German export chauvinism believes itself to be on the island of the blessed, where no crisis exists anymore. It is true that mass poverty and slum conditions have continued to rise in this country as well. But that is not an issue when the economy is booming all the same. China and the USA are not the only ones buying big in Germany thanks to government aid. Together with cars and machine tools, the crisis was mainly exported to the less blessed parts of the EU for the time being. The euro makes it possible because it favors the high-tech export roller. And that’s why it has to be saved. The regulars get artificially excited about alleged gifts of billions for the “lazy Greeks.” But the gifts are not gifts at all, but additional loans that are to be serviced by hook or by crook. This is only possible if Greece saves itself to death and literally cuts the costs of the euro bailout out of its citizens, including the middle class. It is no longer just militant young people who are taking to the streets against this, but also conservative housewives, doctors and teachers, grandpas and grannies.

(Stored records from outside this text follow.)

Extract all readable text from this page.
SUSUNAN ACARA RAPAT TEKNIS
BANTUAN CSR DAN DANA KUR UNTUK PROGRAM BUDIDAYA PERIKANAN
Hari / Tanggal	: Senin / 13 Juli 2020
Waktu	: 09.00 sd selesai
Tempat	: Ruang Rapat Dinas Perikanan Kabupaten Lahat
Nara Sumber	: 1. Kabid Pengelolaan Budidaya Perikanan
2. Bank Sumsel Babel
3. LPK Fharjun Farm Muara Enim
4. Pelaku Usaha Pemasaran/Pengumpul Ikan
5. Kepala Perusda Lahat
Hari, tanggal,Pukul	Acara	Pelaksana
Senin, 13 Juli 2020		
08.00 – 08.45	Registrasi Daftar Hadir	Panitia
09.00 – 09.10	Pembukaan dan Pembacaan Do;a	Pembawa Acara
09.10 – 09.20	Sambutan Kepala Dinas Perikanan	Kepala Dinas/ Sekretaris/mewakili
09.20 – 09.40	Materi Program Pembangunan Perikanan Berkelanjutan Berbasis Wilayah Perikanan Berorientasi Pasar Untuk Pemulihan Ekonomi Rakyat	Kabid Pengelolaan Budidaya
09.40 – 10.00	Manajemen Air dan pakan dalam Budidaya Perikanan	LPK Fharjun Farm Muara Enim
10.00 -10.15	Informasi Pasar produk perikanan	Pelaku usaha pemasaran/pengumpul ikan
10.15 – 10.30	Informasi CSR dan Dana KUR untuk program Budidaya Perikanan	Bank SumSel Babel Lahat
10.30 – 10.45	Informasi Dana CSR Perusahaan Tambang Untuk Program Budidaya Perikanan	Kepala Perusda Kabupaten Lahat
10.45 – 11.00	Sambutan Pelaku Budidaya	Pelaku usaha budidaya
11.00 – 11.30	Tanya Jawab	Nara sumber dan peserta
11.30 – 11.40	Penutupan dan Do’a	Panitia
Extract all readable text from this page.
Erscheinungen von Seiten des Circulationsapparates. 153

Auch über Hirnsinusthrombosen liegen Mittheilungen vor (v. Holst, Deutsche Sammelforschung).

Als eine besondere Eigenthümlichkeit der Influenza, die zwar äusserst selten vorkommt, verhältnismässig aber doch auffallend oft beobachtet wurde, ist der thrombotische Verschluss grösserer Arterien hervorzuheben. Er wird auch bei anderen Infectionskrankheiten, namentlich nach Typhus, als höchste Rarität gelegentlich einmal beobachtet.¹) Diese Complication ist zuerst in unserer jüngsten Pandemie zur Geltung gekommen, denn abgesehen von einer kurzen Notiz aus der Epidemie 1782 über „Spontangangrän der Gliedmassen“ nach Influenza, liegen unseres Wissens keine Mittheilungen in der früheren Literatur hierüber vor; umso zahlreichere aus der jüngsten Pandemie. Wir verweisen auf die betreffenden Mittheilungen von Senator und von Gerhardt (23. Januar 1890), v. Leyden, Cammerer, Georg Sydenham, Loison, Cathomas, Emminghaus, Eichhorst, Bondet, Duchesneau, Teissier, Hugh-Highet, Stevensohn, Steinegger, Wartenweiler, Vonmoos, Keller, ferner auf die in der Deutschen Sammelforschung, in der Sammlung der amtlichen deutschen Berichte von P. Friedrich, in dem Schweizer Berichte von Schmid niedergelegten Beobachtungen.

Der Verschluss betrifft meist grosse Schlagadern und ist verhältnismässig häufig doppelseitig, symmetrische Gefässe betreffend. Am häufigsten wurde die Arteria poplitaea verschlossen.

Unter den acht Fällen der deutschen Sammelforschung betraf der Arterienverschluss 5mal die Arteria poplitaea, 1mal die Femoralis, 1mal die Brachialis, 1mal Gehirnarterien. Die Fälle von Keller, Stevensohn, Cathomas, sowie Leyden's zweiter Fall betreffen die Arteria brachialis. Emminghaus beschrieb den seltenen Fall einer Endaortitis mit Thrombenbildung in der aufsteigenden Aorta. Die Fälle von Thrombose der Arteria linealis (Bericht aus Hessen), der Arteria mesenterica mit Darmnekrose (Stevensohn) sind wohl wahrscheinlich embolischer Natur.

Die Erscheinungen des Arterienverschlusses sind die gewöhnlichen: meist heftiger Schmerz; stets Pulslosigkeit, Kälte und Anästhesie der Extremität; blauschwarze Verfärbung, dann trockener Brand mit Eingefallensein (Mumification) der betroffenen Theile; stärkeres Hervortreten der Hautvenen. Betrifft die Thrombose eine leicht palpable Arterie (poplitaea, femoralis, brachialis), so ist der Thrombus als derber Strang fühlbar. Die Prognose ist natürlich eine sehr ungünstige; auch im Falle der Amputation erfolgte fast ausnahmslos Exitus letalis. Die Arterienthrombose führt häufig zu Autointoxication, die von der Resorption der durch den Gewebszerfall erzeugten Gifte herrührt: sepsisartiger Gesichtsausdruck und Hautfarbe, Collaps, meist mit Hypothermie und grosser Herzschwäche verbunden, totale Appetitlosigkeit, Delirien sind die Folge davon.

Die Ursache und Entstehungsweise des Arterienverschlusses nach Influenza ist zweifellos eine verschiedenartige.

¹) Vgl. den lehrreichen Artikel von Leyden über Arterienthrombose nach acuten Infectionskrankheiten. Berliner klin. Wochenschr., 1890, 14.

As is well known, the social pain threshold is not only being exceeded in Greece. For similar reasons, the austerity terror is also raging in Spain, Portugal, Ireland and elsewhere; even in Great Britain, which, although not part of the euro zone, had to save its own banks and is now making its own population pay for it. Everywhere, a revolt is brewing against the selling off of the last public resources, which, although so far aimless in sociopolitical terms, will soon be containable only by force. Suddenly, “Arab conditions” are looming in the middle of the EU. Whereas the uprisings there have so far been perceived by the media as crucifixive “democratization movements,” the social misery is now emerging as the true motivation on the ground of the European democracies themselves. At the center, here as well as there, is the dramatic mass unemployment of the academic youth, which, by the way, has long been noticeable in China and the other Asian boom countries.
It was the central banks’ flood of money and the global government bailout programs that led to new financial bubbles, rampant inflation or, as in the euro zone, to the brink of currency collapse. The extremist austerity policy is the about-face to escape these consequences. However, this is the only way to manifest the crisis in its full extent. Greece, currently the weakest link in the chain, shows after Arabia the future of the capitalist economy and its world of states. If, after the young, the older generation also suffers the consequences of the crisis as a result of state intervention, the legitimacy of the political system will collapse. This is not only a social and political problem, but also affects capital itself. After all, the mania for austerity against the consequences of the bailout mania is also stifling the global economy again in the end. It is absurd to imagine that the FRG can bask in the glow of its successful crisis exports while the world around it is on fire. It will be interesting to see how the supposed winners of the crisis react socially and politically when the misery finally reaches them.